Ian Gallagher, FTA’s lead on DVLA, said: “We’re in a ridiculous situation that the employer is completely reliant on the individual to notify them that they have a medical condition. In some cases it’s the employer’s own checks that actually highlight that entitlement has been suspended or revoked on medical grounds.

“Employers have no right to access medical records. Patients can even veto doctors’ letters if they don’t agree with what’s been written.”

He continued: “FTA believes that GPs should seriously consider the draft guidance and put what’s written into practice and notify DVLA if they know patients are driving against their advice, but, this doesn’t go far enough. We need a process that involves the employers that provides access to necessary medical information, which could ultimately save lives.”

The road safety charity Brake welcomed the move, meanwhile, saying it had “long called for greater clarity from the GMC.”

Gary Rae, director of communications and campaigns for Brake, said: “This is a positive move by the GMC, which will clarify the responsibilities and duties of both doctor and patient. We do recognise that, previously, doctors have been in a difficult position regarding confidentiality of their patients but the guidance makes it clear that this confidentiality is not absolute.”

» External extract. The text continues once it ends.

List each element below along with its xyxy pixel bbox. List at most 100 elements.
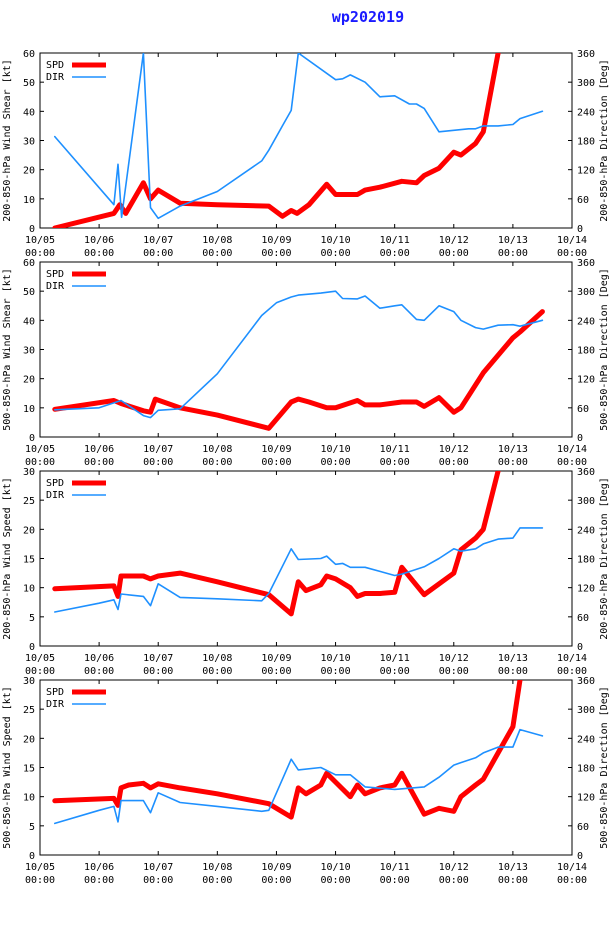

He added: “I would appeal to all drivers to ensure that they do declare any medical conditions that could prevent them from driving safely to the DVLA/DVA. If they fail to do so, they will pose a continuing risk to themselves and other road users.”

FTA said its chief executive, David Wells, had recently attended a meeting to discuss access to medical records with transport minister Lord Ahmad.

““I urged the department to consider ways to speed up the process for employers to have better access to medical information so they can manage the risk to all road users appropriately,” Mr Wells said. “The industry takes this seriously and needs appropriate tools to manage drivers while respecting individuals’ privacy and data.”